VOYA - Jennifer Miscek
Vane Weston is a handsome seventeen-year-old who has never kissed a girl. It is not that he is not interested; it is just that every time he gets close, something—a chill wind, bird poop, a terrible smell . . . something—gets in the way. Then, there is the beautiful stranger who haunts his dreams. Vane is shocked to see her in person at a restaurant, and soon the two are connected in ways that Vane could never have imagined. The stranger, Audra, is a sylph, and so is Vane. In fact, Vane is the last of the Western wind people, and Audra is his guardian. Keeping Vane safe means protecting the key to thwarting the evil power of Raiden. Keeping Vane from "bonding" with a human woman means protecting him for his betrothed, Solana, the former king's heir. But it is Vane and Audra who end up forcing Raiden into retreat, and Vane and Audra who end up bonding. Messenger's first young adult novel may not the most original story, but it has its moments, with even pacing, likeable characters, and a gratifying romance. It is also extremely tame, where just kissing bonds one to another for life. Like Twilight, the book has some gender issues; there are a number of female characters, but none are without ideological problems. Still, fans of the Harry Potter and Twilight series, mythology, and especially high fantasy will enjoy this fast-paced, fantasy-romance piece. Reviewer: Jennifer Miscek
School Library Journal
Gr 8 Up—Vane, 17, is haunted by the memory of a beautiful dark-haired girl who appeared during the tornado that killed his parents 10 years earlier. He doesn't realize he's not human until Audra appears and tells him of their shared heritage as Windwalkers, or sylphs, air elementals who can command the wind.
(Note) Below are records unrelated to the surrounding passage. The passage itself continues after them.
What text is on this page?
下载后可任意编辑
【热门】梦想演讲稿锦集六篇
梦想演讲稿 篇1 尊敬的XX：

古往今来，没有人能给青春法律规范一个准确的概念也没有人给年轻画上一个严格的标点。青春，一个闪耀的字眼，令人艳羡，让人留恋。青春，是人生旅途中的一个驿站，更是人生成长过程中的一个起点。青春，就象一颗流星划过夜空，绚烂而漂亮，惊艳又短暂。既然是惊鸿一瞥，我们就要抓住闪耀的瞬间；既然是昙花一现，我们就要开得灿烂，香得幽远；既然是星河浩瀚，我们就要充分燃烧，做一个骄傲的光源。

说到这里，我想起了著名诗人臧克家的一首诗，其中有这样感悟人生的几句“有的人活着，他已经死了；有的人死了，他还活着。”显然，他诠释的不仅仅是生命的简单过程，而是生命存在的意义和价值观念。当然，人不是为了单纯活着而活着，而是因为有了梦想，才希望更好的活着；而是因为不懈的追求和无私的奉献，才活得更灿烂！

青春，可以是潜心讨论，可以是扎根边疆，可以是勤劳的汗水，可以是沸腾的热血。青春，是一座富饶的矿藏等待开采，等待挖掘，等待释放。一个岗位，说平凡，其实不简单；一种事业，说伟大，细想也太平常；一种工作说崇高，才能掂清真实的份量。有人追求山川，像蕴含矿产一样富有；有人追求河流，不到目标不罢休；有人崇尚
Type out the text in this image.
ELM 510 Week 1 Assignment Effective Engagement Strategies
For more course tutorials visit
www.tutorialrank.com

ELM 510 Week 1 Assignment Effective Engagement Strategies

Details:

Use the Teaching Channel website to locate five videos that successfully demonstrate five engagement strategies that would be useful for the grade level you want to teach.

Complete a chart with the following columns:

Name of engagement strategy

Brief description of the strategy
Her father died protecting Vane from enemies called Stormers, and she blames herself for calling their attention to his family. She has taken up her father's duties and been specially selected by the Gale Force as Vane's protector. With danger imminent from Stormer warlord Raiden, she has to train Vane to harness his powers as the last of the Westerlies and master the languages of all four winds. And she must also fight her forbidden attraction to Vane, who is betrothed to the sylph princess. Told in the alternating voices of Vane and Audra and set in California's Coachella Valley, this is an interesting reversal of the usual magical girl who doesn't know she's special paranormal trope, and sylphs are a nice change from vampires, werewolves, and fairies. The story is a little slow at first, possibly because of the world-building in the beginning, and only really picks up when the pair battle the Stormers near the end. This first of a series ends with a cliff-hanger. Recommend it to Twilight fans.—Kathleen E. Gruver, Burlington County Library, Westampton, NJ
Kirkus Reviews
A teenage boy discovers his magical heritage and falls in love with his protector. Vane Weston has no memories of his life before a tornado killed his parents, only dreams haunted by a beautiful girl. Audra's been following Vane as his assigned protector from the Gale Force. Although Vane has no memory of it, he is an air elemental, or sylph, just like Audra--in fact, he is the key piece in a war against the stock villain, a power-hungry sylph tyrant who murdered Vane's parents. Doing her duties, Audra accidentally reveals their location--in much the same way that, years ago, she unintentionally alerted enemy soldiers, called Stormers, to Audra's parents' location as they served as guardians for Vane's family. This prior accident ended in numerous casualties. Vane must awaken to his heritage and powers, mastering the languages of the four winds (one for each direction), if they are to stand a chance when the Stormers come for them. Audra has only days to train him, adding temporal tension. Chapters alternate first-person narration between Vane and Audra, with Audra's redemptive arc adding meat to the orphan-hero-discovering-his-magical-heritage storyline. While some early exposition is clunky, once the story settles into a character-driven rhythm, the prose smooths out considerably. The twists at the end are refreshing rather than cheap. Characterization elevates this romance over similar offerings in a crowded genre. (Paranormal romance. 12-17)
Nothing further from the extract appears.